Il furto di Pergine e la vendetta di Longarone

Il rapporto dei tifosi unionisti con Zamparini non è mai stato idilliaco. Fin dall’inizio nel 1987, fu conflittuale: dalla decisione di unire due realtà storicamente rivali, il Venezia e il Mestre creando il VeneziaMestre, a quella di rinnegare il nome della squadra e ancor di più di provare a eliminare l’arancione dalle maglie, simbolo della città di Mestre. Il rapporto conflittuale continuò con la questione stadio che Zamparini, come molti altri dopo di lui, voleva far diventare centro esclusivo dei suoi interessi commerciali.

Nonostante la storica serie A conquistata, il rapporto si deteriorò a tal punto che nell’estate del 2002 Zamparini, con un colpo a sorpresa, comprò il Palermo lasciando l’Unione in un mare di debiti in mano al fantoccio Dal Cin. Di più, si portò via mezza squadra obbligando diversi giocatori a seguirlo in Sicilia. 

I tifosi non la presero bene: la felicità per essersi finalmente sbarazzati di Zamparini si mescolò alla rabbia per il furto dei giocatori che si portò Palermo. Fu in quei giorni così burrascosi per l’Unione che avvenne un fatto poco noto ai più, passato alla storia come la “vendetta di Longarone”. 

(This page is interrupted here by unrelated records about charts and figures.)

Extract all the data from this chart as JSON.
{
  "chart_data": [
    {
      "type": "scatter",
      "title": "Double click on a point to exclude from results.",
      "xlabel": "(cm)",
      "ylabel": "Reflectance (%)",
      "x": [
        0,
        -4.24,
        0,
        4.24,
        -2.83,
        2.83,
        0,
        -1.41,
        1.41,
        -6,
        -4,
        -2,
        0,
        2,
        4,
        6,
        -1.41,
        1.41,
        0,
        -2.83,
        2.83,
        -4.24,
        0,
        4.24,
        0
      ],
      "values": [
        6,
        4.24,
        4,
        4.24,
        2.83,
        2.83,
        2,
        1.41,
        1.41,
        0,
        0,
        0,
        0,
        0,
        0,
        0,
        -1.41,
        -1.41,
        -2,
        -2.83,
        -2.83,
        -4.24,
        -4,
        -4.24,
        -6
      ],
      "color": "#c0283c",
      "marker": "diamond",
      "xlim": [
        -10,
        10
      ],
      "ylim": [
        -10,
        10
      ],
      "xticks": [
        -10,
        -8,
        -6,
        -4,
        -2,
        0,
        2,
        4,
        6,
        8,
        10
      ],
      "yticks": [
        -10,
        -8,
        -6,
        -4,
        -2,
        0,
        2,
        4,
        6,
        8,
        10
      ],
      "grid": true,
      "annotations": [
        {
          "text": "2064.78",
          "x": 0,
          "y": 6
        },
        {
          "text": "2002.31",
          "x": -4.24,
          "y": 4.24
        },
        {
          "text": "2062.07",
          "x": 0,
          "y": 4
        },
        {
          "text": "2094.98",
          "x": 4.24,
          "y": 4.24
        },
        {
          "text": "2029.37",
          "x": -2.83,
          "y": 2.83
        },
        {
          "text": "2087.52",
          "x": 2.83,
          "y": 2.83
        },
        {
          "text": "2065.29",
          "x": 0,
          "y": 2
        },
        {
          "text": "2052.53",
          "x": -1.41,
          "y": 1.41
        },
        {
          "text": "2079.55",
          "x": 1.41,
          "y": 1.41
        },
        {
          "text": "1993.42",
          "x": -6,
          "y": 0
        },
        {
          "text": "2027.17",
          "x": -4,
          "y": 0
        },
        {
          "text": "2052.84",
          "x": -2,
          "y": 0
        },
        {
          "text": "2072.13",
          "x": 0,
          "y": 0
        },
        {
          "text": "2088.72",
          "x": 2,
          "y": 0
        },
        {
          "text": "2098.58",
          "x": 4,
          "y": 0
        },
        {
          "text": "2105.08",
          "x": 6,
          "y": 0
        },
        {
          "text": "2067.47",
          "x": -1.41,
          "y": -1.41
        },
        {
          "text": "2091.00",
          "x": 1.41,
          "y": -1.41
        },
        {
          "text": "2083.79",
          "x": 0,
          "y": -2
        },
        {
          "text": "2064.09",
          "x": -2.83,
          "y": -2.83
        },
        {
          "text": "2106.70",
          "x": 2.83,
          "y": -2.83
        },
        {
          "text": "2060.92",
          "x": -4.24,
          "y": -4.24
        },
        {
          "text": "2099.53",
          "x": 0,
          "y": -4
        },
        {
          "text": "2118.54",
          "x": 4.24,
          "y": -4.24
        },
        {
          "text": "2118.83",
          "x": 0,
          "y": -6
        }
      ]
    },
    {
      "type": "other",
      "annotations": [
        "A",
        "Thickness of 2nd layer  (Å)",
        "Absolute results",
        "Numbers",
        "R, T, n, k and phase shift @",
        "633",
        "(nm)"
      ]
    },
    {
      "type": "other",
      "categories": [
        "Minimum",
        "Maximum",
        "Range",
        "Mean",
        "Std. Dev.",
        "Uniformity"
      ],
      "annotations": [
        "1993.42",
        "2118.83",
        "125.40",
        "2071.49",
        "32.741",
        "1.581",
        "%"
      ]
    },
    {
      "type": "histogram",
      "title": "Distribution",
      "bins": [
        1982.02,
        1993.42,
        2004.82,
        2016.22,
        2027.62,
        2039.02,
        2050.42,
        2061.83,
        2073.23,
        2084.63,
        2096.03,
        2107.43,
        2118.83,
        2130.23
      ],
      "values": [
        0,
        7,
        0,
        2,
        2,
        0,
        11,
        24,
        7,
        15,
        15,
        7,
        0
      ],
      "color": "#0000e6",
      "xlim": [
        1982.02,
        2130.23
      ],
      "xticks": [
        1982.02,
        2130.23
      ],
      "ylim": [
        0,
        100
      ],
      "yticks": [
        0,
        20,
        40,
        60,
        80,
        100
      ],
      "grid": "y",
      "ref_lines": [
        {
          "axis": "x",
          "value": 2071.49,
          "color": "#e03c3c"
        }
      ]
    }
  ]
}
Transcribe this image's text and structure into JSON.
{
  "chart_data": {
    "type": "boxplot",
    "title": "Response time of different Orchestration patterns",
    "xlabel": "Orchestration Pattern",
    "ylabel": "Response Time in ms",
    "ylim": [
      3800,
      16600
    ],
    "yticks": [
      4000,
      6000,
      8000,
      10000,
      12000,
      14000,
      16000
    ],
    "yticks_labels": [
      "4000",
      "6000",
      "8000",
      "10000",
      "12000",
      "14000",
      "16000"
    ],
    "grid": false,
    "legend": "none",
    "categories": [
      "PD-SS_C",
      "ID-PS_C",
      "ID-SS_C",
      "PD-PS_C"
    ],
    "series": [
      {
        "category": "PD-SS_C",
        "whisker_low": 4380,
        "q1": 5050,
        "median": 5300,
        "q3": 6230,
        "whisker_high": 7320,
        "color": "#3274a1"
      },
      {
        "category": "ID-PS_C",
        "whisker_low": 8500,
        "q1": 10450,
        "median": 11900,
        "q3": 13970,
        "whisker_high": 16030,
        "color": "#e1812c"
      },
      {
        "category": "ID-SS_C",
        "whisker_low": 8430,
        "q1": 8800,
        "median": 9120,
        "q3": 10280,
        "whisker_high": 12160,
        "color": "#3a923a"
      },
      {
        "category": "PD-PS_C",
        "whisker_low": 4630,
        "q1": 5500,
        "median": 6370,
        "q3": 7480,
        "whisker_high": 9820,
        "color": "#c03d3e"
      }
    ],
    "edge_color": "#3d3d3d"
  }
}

Narra la leggenda che un gruppetto di tifosi membri degli Ultras Unione, storico gruppo organizzato della Curva Sud del Penzo, stava passando un’allegra serata in spiaggia quando fu raggiunto dalla notizia che il pulmino del Palermo aveva “rapito” i giocatori dell’Unione per portarli nel ritiro rosanero a Longarone.

Il gruppetto di tifosi decise di agire immediatamente per vendicarsi del tiranno e difendere la dignità del VeneziaMestre. La mezzanotte era appena trascorsa quando, finite le ultime birre, alcune auto partite dal litorale veneziano imboccarono l’autostrada d’Alemagna con direzione Longarone. Arrivarono nella città prealpina, famosa per la produzione del gelato e per la tragedia del Vajont, a notte inoltrata e si diressero subito verso la zona industriale dove sono situati gli impianti sportivi.

Nel silenzio e nella solitudine della notte, gli ultras unionisti misero in atto la loro vendetta: entrarono negli impianti sportivi armati di bombolette arancioneroverdi e cominciarono a scrivere frasi ingiuriose contro l’ex presidente nella tribuna centrale del piccolo stadio. Non risparmiarono nemmeno le porte del campo, che si videro tagliate le reti e i pali riempiti di altre scritte. Il blitz durò poco e alla sua conclusione tutto il piccolo impianto sportivo era tappezzato di scritte che non lasciavano dubbi sulla matrice e sulla motivazione del gesto. Ma era notte e nessuno si accorse di niente fino alla mattina seguente quando la squadra siciliana si presentò in campo per l’allenamento e scoprì il regalo di benvenuto lasciato da ignoti al nuovo presidente e ai nuovi giocatori.

Quella notte il gruppetto di tifosi unionisti rientrò in terraferma trionfante pregustandosi già la sorpresa di tutti i tifosi alla notizia della vendetta. Prima di lasciarsi, i sodali si promisero di mantenere l’assoluto riserbo sull’epica serata di sanzionamento dal basso, tanto che ad oggi, nessun tifoso arancioneroverde sa dire con certezza chi furono i vendicatori del furto di Pergine che diedero l’addio, alla maniera ultras, al presidente più odiato della breve storia unionista.